Understanding Mortality Rates

All graphs included on this website are based on UK data from the National Adult Cardiac Surgery Audit (NACSA). The data is collected and analysed by an independent organisation – the National Institute for Cardiovascular Outcomes Research (NICOR).
We only publish graphs for surgeons who have performed at least 100 operations in the time period. For less than 100 operations the statistics used to calculate risk adjusted survival rate are unreliable.
These pages do not display data for congenital, paediatric, or thoracic surgery. For more information about the National Adult Cardiac Surgery Audit please click here.

Survival Rates

The survival rates on these pages show the percentage of patients discharged alive from the hospital where they had their heart operation. Some patients and types of procedures are excluded from the data before we calculate these survival rates. These are:

  • Pre-operative ventilation
  • Patients aged under 18 years
  • Heart transplant
  • Trauma
  • Insertion of artificial mechanical hearts
  • Pericardectomy
  • Emergency cardiac operations

Two types of charts have been used to show the survival rates. One is called a ‘funnel plots’. The funnel plots show how the risk adjusted in-hospital survival rate of particular hospitals/surgeons compares to that predicted by the risk score of the patients that they have operated on. The other chart shows the risk adjusted in-hospital survival for an individual surgeon or unit compared with all other surgeons or units.

Risk adjustment explained

Some patients are more unwell than others and some need more complex operations. Hence, hospitals and consultants perform a range of cardiac operations and the type of patients they operate on can differ. So that we can make fair comparisons between them, the survival rates have been ‘risk adjusted’ to take into account how ill the patient was and the complexity of the operation.
Risk adjustment is done using complex mathematical methods, to effectively show what the survival would have been had all patients been similar and all operations been of ‘average’ difficulty.
The risk adjustment method that has been used for adult cardiac surgery is an adaptation of the ‘EuroSCORE’ model*. This model has been adapted to make sure that it is an accurate predictor of survival overall. This means that it discriminates well between patients with higher and lower risk in general. However, no risk model is perfect, and there are some surgeons or hospitals who carry out specialist operations or take on very high risk patients. Because it is difficult for risk adjustment to fully account for these specialist practices, we should be very careful about drawing conclusions based on risk adjusted survival rates alone.

Funnel plots

Survival rates are expected to be closer to the national average when more procedures have been carried out. This is because when there are more procedures a death affects the overall survival rate less.
When fewer procedures have been done, even a single death (which could be due to chance), affects the overall survival rate much more.
There will always be some variation between hospital and consultant survival rates because of the differences between patients and operation types. Using only a national average as the standard can make it difficult to tell whether a survival rate that sits above the national average is higher than we would expect it to be or not.
For this reason, the funnel plots also show ‘control limits’; the curved lines on the charts that give them the ‘funnel’ shape. The horizontal line in the middle of the funnel represents the predicted survival for that hospital or surgeon’s case mix. Control limits show the lowest survival rate we would expect, based on the number of operations performed and their difficulty. If a survival rate is between the two control limits near the top and bottom of the graph, it is an ‘expected’ survival rate, and any variation above or below the national average can be put down to chance alone. If the survival rate is below the bottom control limit, it is lower than expected. This may mean a number of things, including problems with the quality of the data submitted to the audit, specialist practice that can’t be properly risk adjusted, chance, or poor quality of care. If the survival rate is above the top control limit it is better than expected.
It is important to remember that the consultant surgeons whose mortality rates are included on this site work as part of a larger clinical team. These teams include anaesthetists, junior medical staff, nurses, perfusionists*, pharmacists, and physiotherapists. All of these team members, along with hospital facilities, affect patient outcomes.
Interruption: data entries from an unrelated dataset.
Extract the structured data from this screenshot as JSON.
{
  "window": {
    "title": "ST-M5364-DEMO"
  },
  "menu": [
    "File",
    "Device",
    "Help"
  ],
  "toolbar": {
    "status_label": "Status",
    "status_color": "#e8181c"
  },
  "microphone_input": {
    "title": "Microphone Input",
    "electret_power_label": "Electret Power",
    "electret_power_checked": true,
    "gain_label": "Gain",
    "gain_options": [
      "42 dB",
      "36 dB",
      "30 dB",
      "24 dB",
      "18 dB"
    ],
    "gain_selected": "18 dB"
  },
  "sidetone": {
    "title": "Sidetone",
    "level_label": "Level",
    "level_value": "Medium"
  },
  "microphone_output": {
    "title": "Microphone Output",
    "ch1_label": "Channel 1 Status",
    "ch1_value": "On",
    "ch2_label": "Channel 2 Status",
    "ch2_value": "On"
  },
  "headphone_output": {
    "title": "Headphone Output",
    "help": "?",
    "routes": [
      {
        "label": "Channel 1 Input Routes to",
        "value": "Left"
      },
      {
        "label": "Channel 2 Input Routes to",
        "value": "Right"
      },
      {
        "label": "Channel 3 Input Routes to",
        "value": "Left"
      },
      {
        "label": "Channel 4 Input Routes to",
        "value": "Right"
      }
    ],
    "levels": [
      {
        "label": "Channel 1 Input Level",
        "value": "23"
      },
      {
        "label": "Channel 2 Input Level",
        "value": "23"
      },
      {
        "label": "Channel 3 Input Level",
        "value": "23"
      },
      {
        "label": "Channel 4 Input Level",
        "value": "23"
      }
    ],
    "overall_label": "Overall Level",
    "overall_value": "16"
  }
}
Managing survival rates that are lower than expected

NICOR have analysed all data in the National Adult Cardiac Surgery Audit database. As part of our governance process all data is fed back to all hospitals and surgeons in line with the process described in our publication ‘Maintaining Patients’ Trust’. If a hospital or surgeon is found to have risk-adjusted survival that is lower than expected, a set process of investigation is triggered to examine their practice in more detail to make sure that patients are appropriately protected.